Friday, October 24, 2014

The Small Faces - Ogden's Nut Gone Flake (1968)

Ogden's Nut Gone Flake.  Or is it Brightest Selection Ogden's Special Nut Gone Celebrated Flake Tobacco? Because that's what it says on the cover. Where did calling it Ogden's Nut Gone Flake come from? Who decided that?

Opening salvo "Ogden's Nut Gone Flake" (oh, I guess that's where it comes from), sets the tone that this is an "album", so sit tight and listen up!

I am so familiar with Flo & Eddie's version of "Afterglow", the sumptuous following number that I'm not sure which is better, but it don't matter none anyhow! It's a beautiful song.

It seems an injustice that the greater world knows of The Faces, but I know sure as shit that most Canadians don't know diddly squat about the far superior Small Faces which preceded them. And small they were indeed! What an odd bunch of little hobbit men they were, but cuter.. almost Disneyesque, really.

Shall we just give singer, guitarist and defacto genius of the group, Steve Marriott, an award for inventing "the" vocal style for hard rock? Yes, let's do.
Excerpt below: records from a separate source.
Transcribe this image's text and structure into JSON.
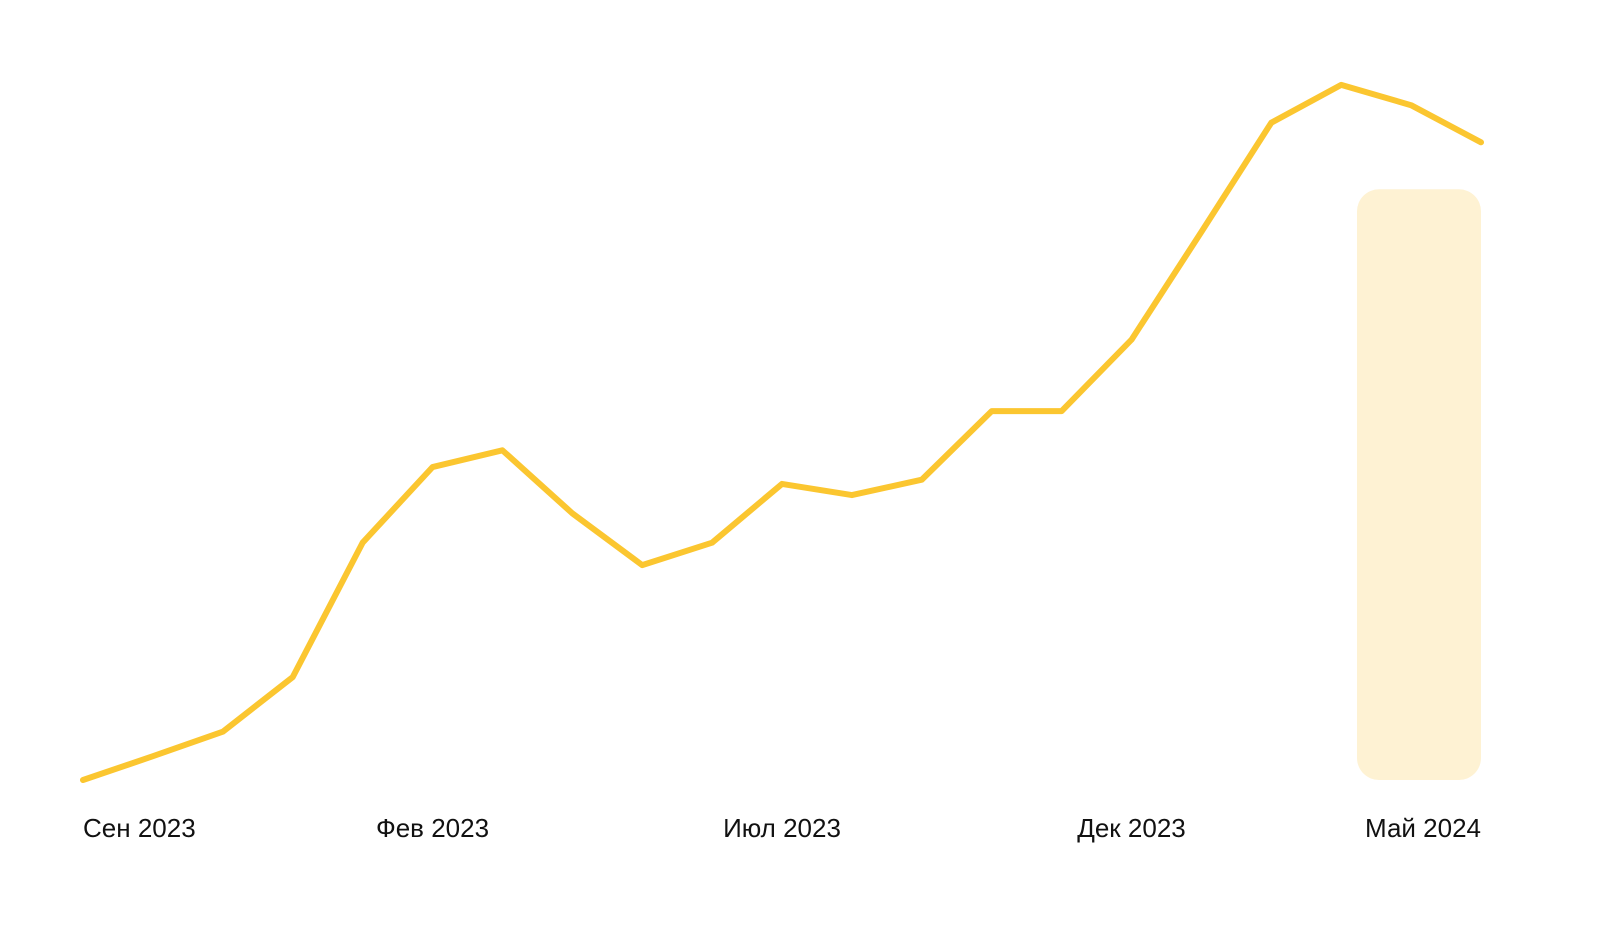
{
  "chart_data": {
    "type": "line",
    "categories": [
      "Сен 2023",
      null,
      null,
      null,
      null,
      "Фев 2023",
      null,
      null,
      null,
      null,
      "Июл 2023",
      null,
      null,
      null,
      null,
      "Дек 2023",
      null,
      null,
      null,
      null,
      "Май 2024"
    ],
    "values": [
      0,
      3.4,
      6.9,
      14.7,
      33.9,
      44.7,
      47.1,
      38.1,
      30.7,
      33.9,
      42.3,
      40.7,
      42.9,
      52.7,
      52.7,
      62.9,
      78.3,
      93.9,
      99.3,
      96.4,
      91.1
    ],
    "color": "#fbc630",
    "highlight_color": "#fef2d3",
    "ylim": [
      0,
      100
    ]
  }
}
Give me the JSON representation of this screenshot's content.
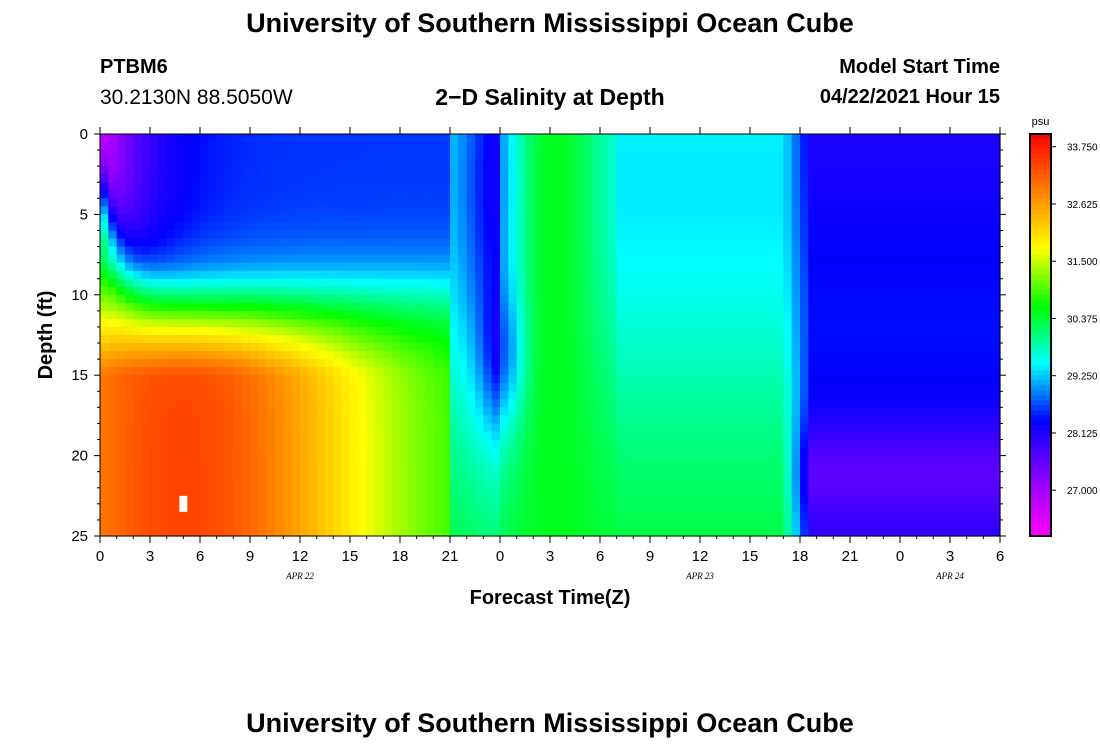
{
  "header": {
    "title": "University of Southern Mississippi Ocean Cube",
    "station_id": "PTBM6",
    "station_coords": "30.2130N  88.5050W",
    "plot_title": "2−D Salinity at Depth",
    "model_label": "Model Start Time",
    "model_time": "04/22/2021 Hour 15"
  },
  "footer": {
    "title": "University of Southern Mississippi Ocean Cube"
  },
  "chart_data": {
    "type": "heatmap",
    "title": "2-D Salinity at Depth",
    "xlabel": "Forecast Time(Z)",
    "ylabel": "Depth (ft)",
    "x_range_hours": [
      0,
      54
    ],
    "y_range_ft": [
      0,
      25
    ],
    "y_ticks": [
      "0",
      "5",
      "10",
      "15",
      "20",
      "25"
    ],
    "x_tick_labels": [
      "0",
      "3",
      "6",
      "9",
      "12",
      "15",
      "18",
      "21",
      "0",
      "3",
      "6",
      "9",
      "12",
      "15",
      "18",
      "21",
      "0",
      "3",
      "6"
    ],
    "date_labels": [
      {
        "text": "APR  22",
        "hour": 12
      },
      {
        "text": "APR  23",
        "hour": 36
      },
      {
        "text": "APR  24",
        "hour": 51
      }
    ],
    "colorbar": {
      "unit": "psu",
      "range": [
        26.1,
        34.0
      ],
      "tick_values": [
        33.75,
        32.625,
        31.5,
        30.375,
        29.25,
        28.125,
        27.0
      ],
      "tick_labels": [
        "33.750",
        "32.625",
        "31.500",
        "30.375",
        "29.250",
        "28.125",
        "27.000"
      ],
      "colors": [
        "#ff00ff",
        "#8b00ff",
        "#0000ff",
        "#00ffff",
        "#00ff00",
        "#ffff00",
        "#ff8000",
        "#ff0000"
      ]
    },
    "marker": {
      "hour": 5,
      "depth_ft": 23,
      "color": "#ffffff"
    },
    "salinity_field_description": "fresher surface water (~26-29 psu) over saltier bottom water (~33 psu) early in the forecast; mixed ~30-31 psu mid period; fresher ~28 psu late"
  }
}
Well, you go ahead and I'll applaud it from here, comfortably on the couch...

...as I do this album, a classic and hard to find in its original pressing with yon roundly shape and comely sleeve.

Marriott was famously furious with the record label for releasing piss-take Lazy Sunday Afternoon as a single; indeed, so much so that he left the group and formed Humble Pie, effectively ending the group (before they rose anew as The Faces propped up by Rod Stewart and Ronnie Wood). But c'mon Sookie Stevie, it's a rousing number and everybody loves it!

By measures rocking, crooning, arvin' a larf and grooving, Ogden's Nut Gone Flake is a deservedly celebrated work of heady pop art, its tenured status firmly assured in the cream of the 1968 crop (though personally, I could do with a bit less of the storybook gibberish between songs on side 2).